Итак, что бы развитое мы ни взяли, болезни ли (органический сложный и единый процесс) или живое, цветущее тело (сложный и единый организм), мы увидим одно, что разложению и смерти второго (организма) и уничтожению первой (процесса) предшествуют явления: упрощение составных частей, уменьшение числа признаков, ослабление единства, силы и вместе с тем смешение. Все постепенно понижается, мешается, сливается, а потом уже распадается и гибнет, переходя в нечто общее, не собой уже и не для себя существующее.
Перед окончательной гибелью индивидуализация как частей, так и целого слабеет. Гибнущее становится и однообразнее внутренно, и ближе к окружающему миру, и сходнее с родственными, близкими ему явлениями (т. е. свободнее). <...>
И это, повторяем, относится не только к организмам, но и к частям их, к системам (нервной, кровеносной и т. д.), к аппаратам (пищеварительному, дыхательному и т. д.); относится и к процессам нормальным и патологическим; даже и к тем идеальным, научным, собирательным единицам, которые зовутся вид, род, класс и т. д. Чем выше, чем развитее вид, род, класс, тем разнообразнее отделы (части, их составляющие), а собирательное, целое, все-таки весьма едино и ёстественно. <...>
То же самое мы можем наблюдать и в растительных организмах, процессах, органах и в растительной классификации по отделам, по собирательным единицам.
Все вначале просто, потом сложно, потом вторично упрощается, сперва уравниваясь и смешиваясь внутренно, а потом еще более упрощаясь отпадением частей и общим разложением, до перехода в неорганическую «Нирвану».

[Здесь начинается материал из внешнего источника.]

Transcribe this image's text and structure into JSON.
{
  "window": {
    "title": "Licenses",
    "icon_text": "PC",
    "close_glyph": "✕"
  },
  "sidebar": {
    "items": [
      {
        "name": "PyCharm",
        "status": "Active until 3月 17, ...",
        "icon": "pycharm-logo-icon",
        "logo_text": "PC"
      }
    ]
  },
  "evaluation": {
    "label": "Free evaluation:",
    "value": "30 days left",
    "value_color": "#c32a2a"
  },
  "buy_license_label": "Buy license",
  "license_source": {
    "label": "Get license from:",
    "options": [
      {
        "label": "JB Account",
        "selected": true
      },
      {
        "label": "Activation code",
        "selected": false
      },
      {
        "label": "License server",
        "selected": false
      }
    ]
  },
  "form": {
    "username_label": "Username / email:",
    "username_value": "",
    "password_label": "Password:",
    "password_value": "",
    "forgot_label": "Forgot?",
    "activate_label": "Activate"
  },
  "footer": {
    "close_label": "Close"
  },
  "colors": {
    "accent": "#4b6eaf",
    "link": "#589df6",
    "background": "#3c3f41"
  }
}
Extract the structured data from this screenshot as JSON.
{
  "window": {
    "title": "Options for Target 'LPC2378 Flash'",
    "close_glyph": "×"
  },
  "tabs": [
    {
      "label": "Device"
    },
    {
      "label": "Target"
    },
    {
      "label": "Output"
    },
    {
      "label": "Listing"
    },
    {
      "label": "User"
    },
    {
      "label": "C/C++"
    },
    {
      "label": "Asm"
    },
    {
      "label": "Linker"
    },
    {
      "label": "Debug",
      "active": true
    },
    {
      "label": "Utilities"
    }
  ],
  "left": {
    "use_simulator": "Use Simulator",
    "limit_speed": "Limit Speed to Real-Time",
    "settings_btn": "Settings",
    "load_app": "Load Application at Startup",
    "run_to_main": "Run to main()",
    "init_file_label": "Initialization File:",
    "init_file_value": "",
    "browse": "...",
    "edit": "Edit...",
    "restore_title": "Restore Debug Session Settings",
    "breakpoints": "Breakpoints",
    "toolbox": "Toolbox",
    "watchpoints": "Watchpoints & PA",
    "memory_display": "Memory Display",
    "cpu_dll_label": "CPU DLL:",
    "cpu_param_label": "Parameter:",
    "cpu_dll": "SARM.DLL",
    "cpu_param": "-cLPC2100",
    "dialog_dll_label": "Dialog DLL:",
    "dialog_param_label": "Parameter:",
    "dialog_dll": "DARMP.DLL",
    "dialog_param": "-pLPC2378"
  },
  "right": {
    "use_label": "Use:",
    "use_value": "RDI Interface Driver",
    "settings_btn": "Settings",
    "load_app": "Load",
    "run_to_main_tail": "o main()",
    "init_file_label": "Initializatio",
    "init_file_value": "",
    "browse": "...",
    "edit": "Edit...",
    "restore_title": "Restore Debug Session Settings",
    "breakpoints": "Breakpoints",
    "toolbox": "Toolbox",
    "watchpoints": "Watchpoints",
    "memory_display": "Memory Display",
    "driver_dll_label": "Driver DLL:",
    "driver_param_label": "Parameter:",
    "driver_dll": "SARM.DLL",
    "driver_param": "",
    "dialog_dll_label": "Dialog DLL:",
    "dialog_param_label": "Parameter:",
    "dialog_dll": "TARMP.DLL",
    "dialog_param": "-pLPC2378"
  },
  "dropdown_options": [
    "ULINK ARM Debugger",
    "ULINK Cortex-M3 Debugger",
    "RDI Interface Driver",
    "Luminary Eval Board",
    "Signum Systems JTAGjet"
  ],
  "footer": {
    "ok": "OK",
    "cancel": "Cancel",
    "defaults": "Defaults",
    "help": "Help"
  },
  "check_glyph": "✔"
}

При дальнейшем размышлении мы видим, что этот триединый процесс свойствен не только тому миру, который зовется собственно органическим, но, может быть, и всему существующему в пространстве и времени. Может быть, он свойствен и небесным телам, и истории развития их минеральной коры, и характерам человеческим; он ясен в ходе развития искусств, школ живописи, музыкальных и архитектурных стилей, в философских системах, в истории религий и, наконец, в жизни племен, государственных организм до а целых культурных миров. <...>
Мы заметим то же и в истории искусств: а) период первоначальной простоты: циклопические постройки, конусообразные могилы этрусков (послужившие, вероятно, исходным образцом для куполов и вообще для круглых линий развитой римской архитектуры), избы русских крестьян, дорический орден и т. д., эпические песни первобытных племен; музыка диких, первоначальная иконопись, лубочные картины и т. д. б) период цветущей сложности: Парфенон, храм Ефесской Дианы (в котором даже на колоннах были изваяния), Страсбургский, Реймский, Миланский соборы, св. Петра, св. Марка, римские великие здания, Софокл, Шекспир, Данте, Байрон, Рафаэль, Микель-Анджело и т. д.; в) период смешения, перехода во вторичное упрощение, упадка, замены другим: все здания переходных эпох, романский стиль (до начала готического и от падения римского), все нынешние утилитарные постройки, казармы, больницы, училища, станции железных дорог и т. д. В архитектуре единство есть то, что зовут стиль. В цветущие эпохи постройки разнообразны в пределах стиля; нет ни эклектического смещения, ни бездарной старческой простоты. <...>
Примером вторичного упрощения всех прежних европейских стилей может служить современный реализм литературного искусства. В нем есть нечто и эклектическое (т. е. смешанное) и приниженное, количественно павшее, плоское. Типические представители великих стилей поэзии все чрезвычайно несходны между собою: у них чрезвычайно много внутреннего содержания, много отличительных признаков, много индивидуальности. В них много и того, что принадлежит веку (содержание), и того, что принадлежит им самим, их личности, тому единству духа личного, которое они влагали в разнообразие содержания. Таковы: Дант, Шекспир, Корнель, Расин, Байрон, Вальтер-Скотт, Гёте, Шиллер.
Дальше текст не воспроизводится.